Toen ze bijna 40 was, merkte Teresa dat ze dramatisch teruggeroepen werd tot het beoefenen van contemplatief mentaal gebed. Ze ervoer diepgaande veranderingen in haar eigen ziel en opmerkelijke visioenen die van God leken te komen. Onder leiding van haar biechtvaders schreef Teresa over enkele van deze ervaringen in een autobiografie die ze voltooide in 1565.
Teresa was altijd gewend geweest om na te denken over de aanwezigheid van Christus in haar nadat ze hem had ontvangen in het sacrament van Heilige Communie. Nu begreep ze echter dat de aanwezigheid die ze ontving niet simpelweg vervaagde: God was in feite altijd bij haar en was er altijd al geweest. Het was gewoon een kwestie van zichzelf in zijn aanwezigheid stellen, met liefde en aandacht – zoals men op elk moment kan doen.
Door deze revolutie in haar geestelijk leven kon Teresa een belangrijke rol spelen in de vernieuwing van de Kerk die volgde op het Concilie van Trente.
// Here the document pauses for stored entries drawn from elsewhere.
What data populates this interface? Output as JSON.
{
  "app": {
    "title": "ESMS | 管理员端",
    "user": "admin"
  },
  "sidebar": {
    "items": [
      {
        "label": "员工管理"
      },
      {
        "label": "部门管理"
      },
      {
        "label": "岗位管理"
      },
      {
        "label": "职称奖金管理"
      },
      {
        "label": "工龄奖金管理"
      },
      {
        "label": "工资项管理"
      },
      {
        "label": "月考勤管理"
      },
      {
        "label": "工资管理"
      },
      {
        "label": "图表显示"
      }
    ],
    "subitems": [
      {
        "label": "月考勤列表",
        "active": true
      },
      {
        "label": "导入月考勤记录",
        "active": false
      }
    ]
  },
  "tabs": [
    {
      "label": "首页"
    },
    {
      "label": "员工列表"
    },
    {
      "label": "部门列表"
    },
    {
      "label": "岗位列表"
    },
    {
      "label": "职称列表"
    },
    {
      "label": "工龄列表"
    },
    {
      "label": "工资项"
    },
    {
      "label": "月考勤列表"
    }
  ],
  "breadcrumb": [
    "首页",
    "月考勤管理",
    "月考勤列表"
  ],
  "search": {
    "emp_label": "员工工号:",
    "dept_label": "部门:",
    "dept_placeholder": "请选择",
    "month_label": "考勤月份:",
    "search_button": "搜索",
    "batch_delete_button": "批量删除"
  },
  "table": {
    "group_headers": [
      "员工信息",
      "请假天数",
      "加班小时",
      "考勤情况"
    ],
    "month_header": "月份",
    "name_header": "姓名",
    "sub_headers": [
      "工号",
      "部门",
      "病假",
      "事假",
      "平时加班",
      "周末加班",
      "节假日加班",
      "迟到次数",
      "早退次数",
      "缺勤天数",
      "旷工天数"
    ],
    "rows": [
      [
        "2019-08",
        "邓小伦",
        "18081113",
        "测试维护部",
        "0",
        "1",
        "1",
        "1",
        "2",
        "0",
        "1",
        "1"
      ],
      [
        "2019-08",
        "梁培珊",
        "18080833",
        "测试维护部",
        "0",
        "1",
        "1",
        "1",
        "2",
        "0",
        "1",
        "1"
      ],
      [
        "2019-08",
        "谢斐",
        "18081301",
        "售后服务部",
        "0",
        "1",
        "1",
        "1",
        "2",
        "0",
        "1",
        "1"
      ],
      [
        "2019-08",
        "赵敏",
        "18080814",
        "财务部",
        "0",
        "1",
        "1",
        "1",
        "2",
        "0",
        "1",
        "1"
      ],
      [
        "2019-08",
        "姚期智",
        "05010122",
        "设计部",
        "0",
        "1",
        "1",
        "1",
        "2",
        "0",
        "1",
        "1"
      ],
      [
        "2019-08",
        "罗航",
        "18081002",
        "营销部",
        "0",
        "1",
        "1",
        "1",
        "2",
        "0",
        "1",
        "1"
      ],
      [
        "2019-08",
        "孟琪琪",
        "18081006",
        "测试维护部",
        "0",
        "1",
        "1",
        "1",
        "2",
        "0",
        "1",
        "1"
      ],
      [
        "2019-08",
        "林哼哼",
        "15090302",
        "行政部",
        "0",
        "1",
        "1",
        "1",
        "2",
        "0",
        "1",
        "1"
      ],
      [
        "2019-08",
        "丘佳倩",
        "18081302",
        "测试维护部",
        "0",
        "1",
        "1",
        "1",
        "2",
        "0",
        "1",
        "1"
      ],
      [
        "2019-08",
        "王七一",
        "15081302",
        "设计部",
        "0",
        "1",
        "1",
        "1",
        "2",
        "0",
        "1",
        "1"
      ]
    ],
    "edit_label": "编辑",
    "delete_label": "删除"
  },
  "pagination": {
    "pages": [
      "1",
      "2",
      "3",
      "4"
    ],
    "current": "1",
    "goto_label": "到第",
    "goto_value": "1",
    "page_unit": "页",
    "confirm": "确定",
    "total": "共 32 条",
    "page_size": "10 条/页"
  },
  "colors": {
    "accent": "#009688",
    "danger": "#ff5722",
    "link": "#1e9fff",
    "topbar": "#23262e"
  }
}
Ze stelde een terugkeer van de Karmelieten voor. tot hun oorspronkelijke levensregel, een eenvoudige en sobere vorm van monnikendom – gebaseerd op stilte en eenzaamheid – die in de 12e eeuw de goedkeuring van de paus had gekregen en waarvan werd aangenomen dat het dateert van de oudtestamentische profeet Elia.
Samen met haar naaste medewerker, th De priester en schrijver die later heilig werd verklaard als Sint-Jan van het Kruis, stichtte wat tegenwoordig bekend staat als de Orde van de Ongeschoeide Karmelieten – ‘ongeschoeide’, wat blootsvoets betekent, als symbool van de eenvoud waarnaar ze ervoor kozen om de orde terug te geven na een periode van corruptie. De hervorming stuitte op felle tegenstand, maar resulteerde in de oprichting van 30 kloosters tijdens haar leven.
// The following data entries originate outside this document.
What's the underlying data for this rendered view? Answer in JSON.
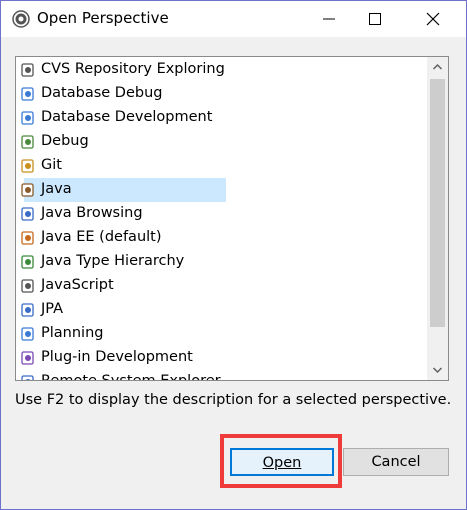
{
  "window": {
    "title": "Open Perspective"
  },
  "perspectives": [
    {
      "label": "CVS Repository Exploring",
      "icon": "cvs-repository-icon",
      "color": "#555555"
    },
    {
      "label": "Database Debug",
      "icon": "database-debug-icon",
      "color": "#3a7bd5"
    },
    {
      "label": "Database Development",
      "icon": "database-development-icon",
      "color": "#3a7bd5"
    },
    {
      "label": "Debug",
      "icon": "debug-bug-icon",
      "color": "#4a8a3a"
    },
    {
      "label": "Git",
      "icon": "git-icon",
      "color": "#c8901c"
    },
    {
      "label": "Java",
      "icon": "java-icon",
      "color": "#8a5a2a",
      "selected": true
    },
    {
      "label": "Java Browsing",
      "icon": "java-browsing-icon",
      "color": "#3a6bc5"
    },
    {
      "label": "Java EE (default)",
      "icon": "java-ee-icon",
      "color": "#c86a1c"
    },
    {
      "label": "Java Type Hierarchy",
      "icon": "type-hierarchy-icon",
      "color": "#3a8a3a"
    },
    {
      "label": "JavaScript",
      "icon": "javascript-icon",
      "color": "#555555"
    },
    {
      "label": "JPA",
      "icon": "jpa-icon",
      "color": "#3a6bc5"
    },
    {
      "label": "Planning",
      "icon": "planning-icon",
      "color": "#3a7bd5"
    },
    {
      "label": "Plug-in Development",
      "icon": "plugin-development-icon",
      "color": "#7a4ab5"
    },
    {
      "label": "Remote System Explorer",
      "icon": "remote-system-explorer-icon",
      "color": "#3a6bc5"
    }
  ],
  "description": "Use F2 to display the description for a selected perspective.",
  "buttons": {
    "open": "Open",
    "cancel": "Cancel"
  },
  "colors": {
    "selection": "#cce8ff",
    "default_button_border": "#0078d7",
    "annotation_box": "#f03b3b"
  }
}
Teresa’s gezondheid liet haar voor de laatste keer in de steek toen ze in 1582 door Salamanca reisde. Ze accepteerde haar dramatische finale. ziekte als het door God gekozen middel om haar voor altijd in zijn tegenwoordigheid te roepen.
“O mijn Heer, en mijn echtgenoot, het gewenste uur is nu aangebroken”, verklaarde ze.”Eindelijk is het uur gekomen, waarin ik uit deze ballingschap zal gaan, en mijn ziel zal in uw gezelschap genieten waar zij zo vurig naar verlangd heeft.”
St. Teresa van Avila stierf op 15 oktober 1582. Ze werd heilig verklaard op 22 maart 1622, samen met drie van haar grootste tijdgenoten: St. Ignatius Loyola, St. Francis Xavier en St. Philip Neri.
In 1970 riep paus St. Paul VI St. Teresa uit als een van de eerste twee vrouwelijke kerkdocenten, samen met de 14e-eeuwse Dominicaanse St. Catharina van Siena.